The SIGTARP officials say that, while they see no indication that Treasury Secretary Timothy Geithner “had personal knowledge of the AIGFP bonuses until March 10, 2009, three days before they were paid, this too suggests a failure of communication.”

“In light of the political sensitivities associated with the bailout of AIG, both as President of FRBNY and subsequently as Secretary of Treasury, it was necessary that Secretary Geithner be informed by his staff, in a timely manner, of such sensitive and significant information,” the officials write.

When the Treasury Department agreed to provide $30 billion in additional support for AIG, it had a possible opportunity “to compel renegotiation of the AIGFP retention payments,” the officials write.

The failure to adequately inform Geithner is “a failing at both FRBNY and Treasury to identify adequately the significance of an issue that has been identified as one… ‘not easy for the Fed and Treasury to defend’ and to inform their leadership,” the officials write.

The officials recommend that the Treasury Department take steps to work with Federal Reserve officials to understand AIG compensation and set policies for oversight.

But the SIGTARP officials also write that the AIG Financial Products retention payments were consistent with the law and not governed by executive compensation restrictions that were placed on AIG executives as part of the government’s TARP assistance agreement.

“Several legal opinions concluded that the payments were contractually required,” SIGTARP officials write.

After the public outcry erupted, AIG asked for a return of the payments. “Although AIG received a commitment from some employees to repay a portion of the retention awards, collection has been incomplete due to certain employees leaving AIG and reported concerns of employees who remain at AIG regarding the status of future payments under the AIGFP retention plan,” officials write.

The SIGTARP report was released in advance of a congressional hearing today by the House Committee on Oversight and Government Reform, which is looking into the bonuses at AIG.

Rep.

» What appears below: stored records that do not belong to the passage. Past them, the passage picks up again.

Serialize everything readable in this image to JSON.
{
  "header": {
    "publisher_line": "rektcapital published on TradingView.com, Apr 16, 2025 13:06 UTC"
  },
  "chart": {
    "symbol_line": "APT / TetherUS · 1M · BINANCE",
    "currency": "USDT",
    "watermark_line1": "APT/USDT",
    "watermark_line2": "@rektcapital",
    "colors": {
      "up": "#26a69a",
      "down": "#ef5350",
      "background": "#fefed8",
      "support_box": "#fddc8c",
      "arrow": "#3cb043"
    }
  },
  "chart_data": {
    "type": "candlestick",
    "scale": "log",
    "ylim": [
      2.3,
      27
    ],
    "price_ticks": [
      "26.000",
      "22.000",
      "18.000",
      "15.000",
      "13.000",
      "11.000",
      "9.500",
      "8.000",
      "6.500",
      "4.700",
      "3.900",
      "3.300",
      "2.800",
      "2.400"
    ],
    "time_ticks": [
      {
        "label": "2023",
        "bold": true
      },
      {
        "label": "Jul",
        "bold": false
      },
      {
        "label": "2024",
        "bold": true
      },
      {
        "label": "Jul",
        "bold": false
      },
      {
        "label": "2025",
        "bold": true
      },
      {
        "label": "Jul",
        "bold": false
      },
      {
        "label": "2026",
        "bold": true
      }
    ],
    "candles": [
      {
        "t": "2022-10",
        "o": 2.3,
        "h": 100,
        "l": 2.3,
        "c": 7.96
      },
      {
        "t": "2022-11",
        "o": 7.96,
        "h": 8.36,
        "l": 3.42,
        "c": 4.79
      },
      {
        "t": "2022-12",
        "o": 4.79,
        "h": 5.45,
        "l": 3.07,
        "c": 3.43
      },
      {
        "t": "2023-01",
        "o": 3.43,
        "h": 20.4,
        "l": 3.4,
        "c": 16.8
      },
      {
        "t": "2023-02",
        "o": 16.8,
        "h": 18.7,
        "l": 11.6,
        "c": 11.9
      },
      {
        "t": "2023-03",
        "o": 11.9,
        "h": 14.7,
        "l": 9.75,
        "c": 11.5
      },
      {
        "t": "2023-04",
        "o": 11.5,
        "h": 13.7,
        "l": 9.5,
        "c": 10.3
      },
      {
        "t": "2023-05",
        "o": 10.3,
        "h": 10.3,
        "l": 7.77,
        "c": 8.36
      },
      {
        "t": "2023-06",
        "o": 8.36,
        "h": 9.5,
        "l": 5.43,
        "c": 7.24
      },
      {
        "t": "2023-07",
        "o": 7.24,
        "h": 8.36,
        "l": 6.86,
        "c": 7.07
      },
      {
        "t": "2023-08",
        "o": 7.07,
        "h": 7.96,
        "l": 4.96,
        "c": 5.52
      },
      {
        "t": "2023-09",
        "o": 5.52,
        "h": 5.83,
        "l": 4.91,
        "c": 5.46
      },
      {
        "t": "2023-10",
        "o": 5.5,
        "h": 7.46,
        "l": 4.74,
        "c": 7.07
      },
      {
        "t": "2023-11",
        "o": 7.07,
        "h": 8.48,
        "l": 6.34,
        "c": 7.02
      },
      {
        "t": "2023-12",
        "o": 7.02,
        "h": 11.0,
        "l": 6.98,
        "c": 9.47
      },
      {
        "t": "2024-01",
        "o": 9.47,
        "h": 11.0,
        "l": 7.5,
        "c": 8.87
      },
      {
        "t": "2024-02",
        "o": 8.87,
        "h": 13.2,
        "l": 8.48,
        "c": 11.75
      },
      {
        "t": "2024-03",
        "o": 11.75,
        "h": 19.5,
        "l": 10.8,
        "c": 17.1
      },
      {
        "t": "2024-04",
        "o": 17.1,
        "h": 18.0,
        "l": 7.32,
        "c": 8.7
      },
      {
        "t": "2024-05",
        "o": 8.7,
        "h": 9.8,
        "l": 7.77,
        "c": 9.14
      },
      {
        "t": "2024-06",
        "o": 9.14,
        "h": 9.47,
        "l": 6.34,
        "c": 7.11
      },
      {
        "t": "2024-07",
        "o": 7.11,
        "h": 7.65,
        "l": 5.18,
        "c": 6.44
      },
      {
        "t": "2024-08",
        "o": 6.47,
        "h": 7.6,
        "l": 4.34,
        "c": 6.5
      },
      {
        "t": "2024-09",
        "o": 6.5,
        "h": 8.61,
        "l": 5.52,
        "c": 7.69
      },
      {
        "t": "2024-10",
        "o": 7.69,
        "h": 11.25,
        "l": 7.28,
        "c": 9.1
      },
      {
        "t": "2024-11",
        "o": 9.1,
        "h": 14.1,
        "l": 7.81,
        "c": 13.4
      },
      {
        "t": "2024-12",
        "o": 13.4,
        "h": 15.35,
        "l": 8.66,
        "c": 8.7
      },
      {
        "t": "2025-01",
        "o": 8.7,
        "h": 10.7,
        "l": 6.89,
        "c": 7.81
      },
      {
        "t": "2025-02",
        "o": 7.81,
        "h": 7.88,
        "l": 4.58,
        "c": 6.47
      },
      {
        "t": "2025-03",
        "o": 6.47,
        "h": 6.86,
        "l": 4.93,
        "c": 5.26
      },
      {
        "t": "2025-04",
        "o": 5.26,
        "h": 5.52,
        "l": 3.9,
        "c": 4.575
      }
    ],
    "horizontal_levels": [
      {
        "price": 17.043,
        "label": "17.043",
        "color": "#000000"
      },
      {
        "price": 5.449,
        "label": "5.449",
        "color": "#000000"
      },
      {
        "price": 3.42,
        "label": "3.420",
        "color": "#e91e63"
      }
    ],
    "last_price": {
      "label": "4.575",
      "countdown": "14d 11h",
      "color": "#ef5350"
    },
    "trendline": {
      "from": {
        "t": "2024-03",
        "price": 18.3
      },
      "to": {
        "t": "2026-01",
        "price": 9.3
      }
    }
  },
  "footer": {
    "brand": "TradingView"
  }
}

Edolphus Towns, D-N.Y. the committee chairman, put out a written version of his opening remarks before the hearing.

“What is the justification for giving bonuses to people who drove their own firms off a cliff and very nearly crashed the US economy?” Towns asks in the written version of his remarks. “Wasn’t there something seriously out whack here?”

The SIGTARP “found that AIG’s compensation used to be weighted toward long-term incentives that were payable only at retirement, the classic ‘golden handcuffs,’” Towns says. “But in 2007, when losses began to mount, AIG’s new management decided to “update” their compensation plans. The golden handcuffs were replaced by golden envelopes. The era of instant gratification had arrived at AIG.”